Epilepsy is a chronic and highly prevalent neurological disorder that affects millions of people world-wide and has serious consequences for the life of the affected individual. A first-line approach to the control of epilepsy is through the administration of anticonvulsant drugs. Repeated, uncontrolled seizures and the side effects arising from seizure medications have a negative effect on the developing brain and can lead to brain cell loss and severe impairment of neurocognitive function. The continued occurrence of seizure activity also increases the probability of subsequent epileptic events through sensitization mechanisms called seizure kindling. Seizures that are unresponsive to anti-epileptic treatments are life-disrupting and life-threatening with broad health, life, and economic consequences.
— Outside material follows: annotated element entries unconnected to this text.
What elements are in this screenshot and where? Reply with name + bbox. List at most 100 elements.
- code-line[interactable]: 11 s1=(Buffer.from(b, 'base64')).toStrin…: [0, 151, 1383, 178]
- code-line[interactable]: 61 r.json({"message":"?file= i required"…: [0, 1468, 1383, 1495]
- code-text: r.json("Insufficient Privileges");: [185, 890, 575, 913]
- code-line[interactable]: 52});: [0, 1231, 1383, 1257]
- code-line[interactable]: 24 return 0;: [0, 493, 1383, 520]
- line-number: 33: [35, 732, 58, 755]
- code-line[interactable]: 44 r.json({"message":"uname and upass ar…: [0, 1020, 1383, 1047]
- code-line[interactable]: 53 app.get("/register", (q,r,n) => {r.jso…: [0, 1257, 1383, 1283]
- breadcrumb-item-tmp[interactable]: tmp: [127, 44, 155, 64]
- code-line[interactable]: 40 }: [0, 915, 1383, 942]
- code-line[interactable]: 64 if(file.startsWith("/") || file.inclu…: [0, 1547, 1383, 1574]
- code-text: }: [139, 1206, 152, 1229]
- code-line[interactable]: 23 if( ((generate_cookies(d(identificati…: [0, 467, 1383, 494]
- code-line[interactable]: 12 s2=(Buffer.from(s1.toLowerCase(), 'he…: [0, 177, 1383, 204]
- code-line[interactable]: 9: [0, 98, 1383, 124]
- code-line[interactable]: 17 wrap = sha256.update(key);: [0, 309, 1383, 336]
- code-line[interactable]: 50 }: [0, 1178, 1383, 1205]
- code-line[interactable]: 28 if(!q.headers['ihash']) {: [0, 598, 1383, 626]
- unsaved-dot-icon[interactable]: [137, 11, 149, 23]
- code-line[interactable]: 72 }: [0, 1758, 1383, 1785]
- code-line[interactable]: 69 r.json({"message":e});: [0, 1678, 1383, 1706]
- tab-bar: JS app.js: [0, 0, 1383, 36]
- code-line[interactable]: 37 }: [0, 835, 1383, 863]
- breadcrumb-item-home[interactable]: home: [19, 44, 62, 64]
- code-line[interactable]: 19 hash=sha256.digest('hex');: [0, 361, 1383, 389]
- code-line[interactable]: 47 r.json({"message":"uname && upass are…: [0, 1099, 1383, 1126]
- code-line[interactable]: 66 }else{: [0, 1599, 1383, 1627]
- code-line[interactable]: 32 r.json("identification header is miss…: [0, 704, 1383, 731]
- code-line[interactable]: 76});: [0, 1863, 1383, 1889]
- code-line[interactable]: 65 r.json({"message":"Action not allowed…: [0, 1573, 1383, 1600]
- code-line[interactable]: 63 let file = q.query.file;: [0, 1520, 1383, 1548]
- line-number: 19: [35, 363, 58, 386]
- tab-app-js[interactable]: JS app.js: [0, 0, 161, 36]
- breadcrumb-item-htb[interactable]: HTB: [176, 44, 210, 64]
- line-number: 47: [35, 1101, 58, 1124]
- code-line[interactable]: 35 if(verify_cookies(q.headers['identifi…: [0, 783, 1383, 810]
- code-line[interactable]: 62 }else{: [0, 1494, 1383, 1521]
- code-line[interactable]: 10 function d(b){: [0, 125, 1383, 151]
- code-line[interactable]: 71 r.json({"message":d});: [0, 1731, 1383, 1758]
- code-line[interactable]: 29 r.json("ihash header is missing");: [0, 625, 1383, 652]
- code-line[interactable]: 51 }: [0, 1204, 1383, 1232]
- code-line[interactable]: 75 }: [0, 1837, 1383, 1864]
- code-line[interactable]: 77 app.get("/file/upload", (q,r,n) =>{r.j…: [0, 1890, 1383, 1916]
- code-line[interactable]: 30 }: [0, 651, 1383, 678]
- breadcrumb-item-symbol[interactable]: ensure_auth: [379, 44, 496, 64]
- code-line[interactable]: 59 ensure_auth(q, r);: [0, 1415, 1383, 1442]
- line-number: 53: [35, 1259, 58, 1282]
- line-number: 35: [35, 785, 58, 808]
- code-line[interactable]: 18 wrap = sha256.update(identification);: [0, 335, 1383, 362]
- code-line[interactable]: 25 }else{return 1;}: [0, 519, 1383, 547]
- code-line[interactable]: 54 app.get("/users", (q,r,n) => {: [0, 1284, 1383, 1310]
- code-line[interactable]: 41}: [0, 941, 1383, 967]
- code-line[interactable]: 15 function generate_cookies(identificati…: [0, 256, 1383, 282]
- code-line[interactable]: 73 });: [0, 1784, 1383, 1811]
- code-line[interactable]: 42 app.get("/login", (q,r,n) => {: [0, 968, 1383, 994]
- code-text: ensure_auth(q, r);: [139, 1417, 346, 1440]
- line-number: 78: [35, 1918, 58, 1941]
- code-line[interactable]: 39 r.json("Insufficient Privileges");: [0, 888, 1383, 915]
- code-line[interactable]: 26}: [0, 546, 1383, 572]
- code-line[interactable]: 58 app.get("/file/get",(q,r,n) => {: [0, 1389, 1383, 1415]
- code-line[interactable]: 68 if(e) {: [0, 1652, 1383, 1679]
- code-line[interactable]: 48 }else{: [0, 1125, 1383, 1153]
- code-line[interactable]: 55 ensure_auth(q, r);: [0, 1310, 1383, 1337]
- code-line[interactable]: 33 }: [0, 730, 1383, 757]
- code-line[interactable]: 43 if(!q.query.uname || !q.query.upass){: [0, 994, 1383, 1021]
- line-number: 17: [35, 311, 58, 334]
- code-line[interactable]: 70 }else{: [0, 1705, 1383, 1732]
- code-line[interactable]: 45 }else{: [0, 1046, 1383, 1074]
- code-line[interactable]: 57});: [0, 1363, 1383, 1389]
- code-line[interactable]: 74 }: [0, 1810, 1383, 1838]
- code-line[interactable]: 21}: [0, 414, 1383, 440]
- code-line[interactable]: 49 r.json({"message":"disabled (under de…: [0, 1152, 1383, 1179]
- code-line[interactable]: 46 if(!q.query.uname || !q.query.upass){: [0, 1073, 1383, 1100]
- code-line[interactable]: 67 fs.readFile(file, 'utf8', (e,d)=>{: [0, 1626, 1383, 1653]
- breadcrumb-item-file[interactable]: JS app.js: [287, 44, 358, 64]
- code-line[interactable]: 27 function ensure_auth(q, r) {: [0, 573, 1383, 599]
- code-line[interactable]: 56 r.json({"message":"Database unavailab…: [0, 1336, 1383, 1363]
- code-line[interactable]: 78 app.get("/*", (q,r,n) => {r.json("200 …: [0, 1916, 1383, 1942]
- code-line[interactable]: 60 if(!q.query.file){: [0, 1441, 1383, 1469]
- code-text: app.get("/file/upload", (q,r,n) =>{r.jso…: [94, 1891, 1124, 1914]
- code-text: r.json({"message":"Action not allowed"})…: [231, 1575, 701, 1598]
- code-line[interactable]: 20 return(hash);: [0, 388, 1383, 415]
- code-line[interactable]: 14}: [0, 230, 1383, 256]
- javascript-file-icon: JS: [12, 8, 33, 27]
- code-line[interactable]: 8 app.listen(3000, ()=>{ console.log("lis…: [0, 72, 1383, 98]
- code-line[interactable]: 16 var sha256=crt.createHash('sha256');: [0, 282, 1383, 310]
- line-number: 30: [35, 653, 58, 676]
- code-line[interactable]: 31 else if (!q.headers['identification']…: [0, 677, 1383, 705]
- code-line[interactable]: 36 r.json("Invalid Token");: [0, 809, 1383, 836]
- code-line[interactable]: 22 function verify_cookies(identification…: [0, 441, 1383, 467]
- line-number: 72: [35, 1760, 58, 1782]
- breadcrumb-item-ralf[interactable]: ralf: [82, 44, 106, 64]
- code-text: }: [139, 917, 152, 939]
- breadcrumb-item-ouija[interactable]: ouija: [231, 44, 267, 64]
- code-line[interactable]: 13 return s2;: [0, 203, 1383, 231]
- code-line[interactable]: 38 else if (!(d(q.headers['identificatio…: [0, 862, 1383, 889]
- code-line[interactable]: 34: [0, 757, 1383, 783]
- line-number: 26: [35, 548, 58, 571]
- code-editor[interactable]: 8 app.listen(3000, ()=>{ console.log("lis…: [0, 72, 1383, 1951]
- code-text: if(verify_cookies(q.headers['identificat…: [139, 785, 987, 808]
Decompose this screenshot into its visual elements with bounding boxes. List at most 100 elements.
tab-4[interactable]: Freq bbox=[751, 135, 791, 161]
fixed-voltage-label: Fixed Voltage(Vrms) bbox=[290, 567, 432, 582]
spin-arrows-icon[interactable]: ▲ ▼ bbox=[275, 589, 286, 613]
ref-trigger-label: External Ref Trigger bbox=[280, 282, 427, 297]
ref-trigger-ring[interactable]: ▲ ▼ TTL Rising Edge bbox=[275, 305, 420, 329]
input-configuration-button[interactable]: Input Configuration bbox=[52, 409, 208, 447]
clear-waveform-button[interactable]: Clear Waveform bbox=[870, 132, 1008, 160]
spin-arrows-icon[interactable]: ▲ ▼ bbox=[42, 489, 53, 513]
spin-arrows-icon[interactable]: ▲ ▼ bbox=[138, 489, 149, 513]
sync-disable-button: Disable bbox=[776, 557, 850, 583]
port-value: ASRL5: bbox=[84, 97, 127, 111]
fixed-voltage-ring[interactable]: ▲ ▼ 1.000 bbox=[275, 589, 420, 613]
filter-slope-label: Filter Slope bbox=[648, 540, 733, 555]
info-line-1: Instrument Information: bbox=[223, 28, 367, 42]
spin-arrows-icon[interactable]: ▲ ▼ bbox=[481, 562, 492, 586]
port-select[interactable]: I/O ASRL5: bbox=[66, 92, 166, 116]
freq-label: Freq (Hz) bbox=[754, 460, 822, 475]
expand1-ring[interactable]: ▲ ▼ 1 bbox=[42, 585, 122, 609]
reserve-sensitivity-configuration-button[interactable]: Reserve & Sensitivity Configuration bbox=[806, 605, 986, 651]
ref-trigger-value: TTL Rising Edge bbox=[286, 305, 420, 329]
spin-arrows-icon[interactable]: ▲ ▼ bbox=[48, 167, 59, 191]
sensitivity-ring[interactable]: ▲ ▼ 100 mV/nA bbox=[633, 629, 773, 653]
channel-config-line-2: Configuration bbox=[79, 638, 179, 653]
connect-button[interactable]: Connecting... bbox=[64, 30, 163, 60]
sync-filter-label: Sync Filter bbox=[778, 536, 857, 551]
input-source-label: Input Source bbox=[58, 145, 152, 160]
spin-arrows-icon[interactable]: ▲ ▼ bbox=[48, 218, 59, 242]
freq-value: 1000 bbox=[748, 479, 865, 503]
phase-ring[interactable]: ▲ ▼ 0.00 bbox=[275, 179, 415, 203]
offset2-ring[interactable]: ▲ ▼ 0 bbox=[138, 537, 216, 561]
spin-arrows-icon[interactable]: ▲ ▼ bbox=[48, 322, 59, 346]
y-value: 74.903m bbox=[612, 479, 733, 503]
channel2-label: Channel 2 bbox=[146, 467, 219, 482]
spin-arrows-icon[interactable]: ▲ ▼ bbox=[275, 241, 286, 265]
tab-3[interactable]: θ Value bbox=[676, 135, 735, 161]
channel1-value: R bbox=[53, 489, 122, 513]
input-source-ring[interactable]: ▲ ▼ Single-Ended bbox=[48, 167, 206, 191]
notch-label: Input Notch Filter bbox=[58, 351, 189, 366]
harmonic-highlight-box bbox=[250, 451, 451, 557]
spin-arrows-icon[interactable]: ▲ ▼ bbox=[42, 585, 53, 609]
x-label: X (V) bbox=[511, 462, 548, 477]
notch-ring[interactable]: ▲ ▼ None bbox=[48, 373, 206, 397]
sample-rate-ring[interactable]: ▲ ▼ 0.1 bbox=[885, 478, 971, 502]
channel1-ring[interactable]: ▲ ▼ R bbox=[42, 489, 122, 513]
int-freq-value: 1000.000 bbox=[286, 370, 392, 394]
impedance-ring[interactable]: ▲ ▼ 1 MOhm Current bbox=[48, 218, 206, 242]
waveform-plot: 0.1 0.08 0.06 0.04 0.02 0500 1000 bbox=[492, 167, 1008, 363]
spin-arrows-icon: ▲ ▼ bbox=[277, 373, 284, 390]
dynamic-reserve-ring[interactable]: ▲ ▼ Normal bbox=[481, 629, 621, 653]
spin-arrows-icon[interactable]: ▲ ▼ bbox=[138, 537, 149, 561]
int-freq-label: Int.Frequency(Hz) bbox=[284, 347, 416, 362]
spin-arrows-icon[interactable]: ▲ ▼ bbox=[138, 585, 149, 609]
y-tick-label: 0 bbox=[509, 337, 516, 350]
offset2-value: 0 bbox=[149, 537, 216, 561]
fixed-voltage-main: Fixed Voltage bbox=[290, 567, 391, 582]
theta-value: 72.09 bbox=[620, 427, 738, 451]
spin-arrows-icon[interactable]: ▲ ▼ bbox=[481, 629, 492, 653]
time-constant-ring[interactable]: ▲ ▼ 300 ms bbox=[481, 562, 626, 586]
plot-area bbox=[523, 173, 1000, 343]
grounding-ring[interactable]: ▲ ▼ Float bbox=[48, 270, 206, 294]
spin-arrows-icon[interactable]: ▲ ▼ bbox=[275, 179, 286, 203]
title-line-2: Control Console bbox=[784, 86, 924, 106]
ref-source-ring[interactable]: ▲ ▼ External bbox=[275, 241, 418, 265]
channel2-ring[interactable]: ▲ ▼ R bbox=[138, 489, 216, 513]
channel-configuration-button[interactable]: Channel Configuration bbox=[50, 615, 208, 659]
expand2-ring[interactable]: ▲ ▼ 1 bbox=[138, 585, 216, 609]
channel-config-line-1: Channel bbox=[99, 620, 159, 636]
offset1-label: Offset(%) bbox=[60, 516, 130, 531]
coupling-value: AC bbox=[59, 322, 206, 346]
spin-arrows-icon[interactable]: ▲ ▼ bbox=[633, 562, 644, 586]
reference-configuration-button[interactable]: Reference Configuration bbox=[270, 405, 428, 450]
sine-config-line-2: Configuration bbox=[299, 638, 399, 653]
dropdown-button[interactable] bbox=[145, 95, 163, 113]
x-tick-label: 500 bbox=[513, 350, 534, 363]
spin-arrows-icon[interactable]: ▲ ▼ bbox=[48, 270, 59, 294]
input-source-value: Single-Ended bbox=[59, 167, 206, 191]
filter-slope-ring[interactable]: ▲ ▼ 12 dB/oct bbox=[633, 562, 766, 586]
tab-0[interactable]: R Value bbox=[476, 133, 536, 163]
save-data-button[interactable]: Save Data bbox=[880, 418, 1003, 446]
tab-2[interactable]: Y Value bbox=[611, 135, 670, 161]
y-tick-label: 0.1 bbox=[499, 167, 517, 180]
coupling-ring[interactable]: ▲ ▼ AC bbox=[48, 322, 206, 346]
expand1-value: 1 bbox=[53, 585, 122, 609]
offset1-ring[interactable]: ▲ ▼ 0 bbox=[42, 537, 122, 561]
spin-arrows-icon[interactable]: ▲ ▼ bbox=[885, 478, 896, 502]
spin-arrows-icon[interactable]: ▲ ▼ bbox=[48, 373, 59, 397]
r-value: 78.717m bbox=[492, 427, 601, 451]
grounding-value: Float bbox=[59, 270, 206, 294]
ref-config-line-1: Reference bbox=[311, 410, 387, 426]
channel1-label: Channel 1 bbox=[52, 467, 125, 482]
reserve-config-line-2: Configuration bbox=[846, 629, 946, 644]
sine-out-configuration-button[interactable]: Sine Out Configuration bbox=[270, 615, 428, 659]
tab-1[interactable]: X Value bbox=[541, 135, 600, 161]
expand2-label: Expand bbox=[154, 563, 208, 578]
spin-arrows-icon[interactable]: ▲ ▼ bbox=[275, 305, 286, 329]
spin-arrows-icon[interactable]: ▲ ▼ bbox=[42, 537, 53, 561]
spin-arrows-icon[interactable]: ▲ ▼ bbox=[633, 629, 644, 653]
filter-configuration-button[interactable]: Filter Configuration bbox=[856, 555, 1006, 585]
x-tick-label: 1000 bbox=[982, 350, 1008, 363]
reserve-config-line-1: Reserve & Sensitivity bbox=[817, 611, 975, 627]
Like many diseases, epilepsy is still remarkably underserved by currently available medicines. Pharmaco-resistance to anticonvulsant therapy continues to be one of the key obstacles to the treatment of epilepsy. Although many anticonvulsant drugs are approved to decrease seizure probability, seizures are not fully controlled and patients are generally maintained daily on multiple antiepileptic drugs with the hope of enhancing the probability of seizure control. Despite this polypharmacy approach, as many as 60 to 70% of patients continue to have seizures. As a result of the lack of seizure control, pharmaco-resistant epilepsy patients, including young children, sometimes require and elect to have invasive therapeutic procedures such as surgical resection or disconnection.
Despite the availability of a host of marketed drugs of different mechanistic classes, the lack of seizure control in patients is the primary factor driving the need for improved antiepileptic drugs emphasized by researchers and patient advocacy communities. Increasing inhibitory tone in the central nervous system through enhancement of GABAergic inhibition is a proven mechanism for seizure control. However, GABAergic medications also exhibit liabilities that limit their antiepileptic potential. Tolerance develops to GABAergic drugs such as BDZs, limiting their use in a chronic setting. These drugs can produce cognitive impairment, somnolence, sedation, tolerance and withdrawal seizures that create dosing limitations such that they are generally used only for acute convulsive episodes.
KRM-II-81 has demonstrated efficacy in multiple rodent models and measures of antiepileptic drug efficacy in vivo. This includes 9 acute seizure provocation models in mice and rats, 4 seizure sensitization models in rats and mice, 2 models of chronic epilepsy, and 3 models specifically testing pharmaco-resistant antiepileptic drug efficacy. Because it appears to have a greatly reduced side effect liability, it might be possible to use higher, more effective doses that standard of care medications. Predictions of superior efficacy of KRM-II-81 over standard of care anti-epileptics comes from the efficacy of this compound across a broad range of epileptic modeling conditions. Importantly, KRM-II-81 has been shown to be effective in models assessing pharmaco-resistant epilepsy. Under these conditions, KRM-II-81 is efficacious in cases where standard of care medicines do not work.
In the absence of seizure control by anti-epileptics, surgical resection of affected brain tissue and associated neural circuits is one potential alternative to help with the control of seizures. In the process of this surgery, epileptic brain tissue can become available for research into epileptic mechanisms and the identification of novel antiepileptic drugs. In an elegant translational study, the anticonvulsant action of KRM-II-81 was confirmed by microelectrode recordings from slices obtained from freshly excised cortex from epileptic patients where KRM-II-81 suppressed epileptiform electrical activity ex vivo. While preliminary, these translational data lend considerable support to the further development of KRM-II-81 for the treatment of epilepsy.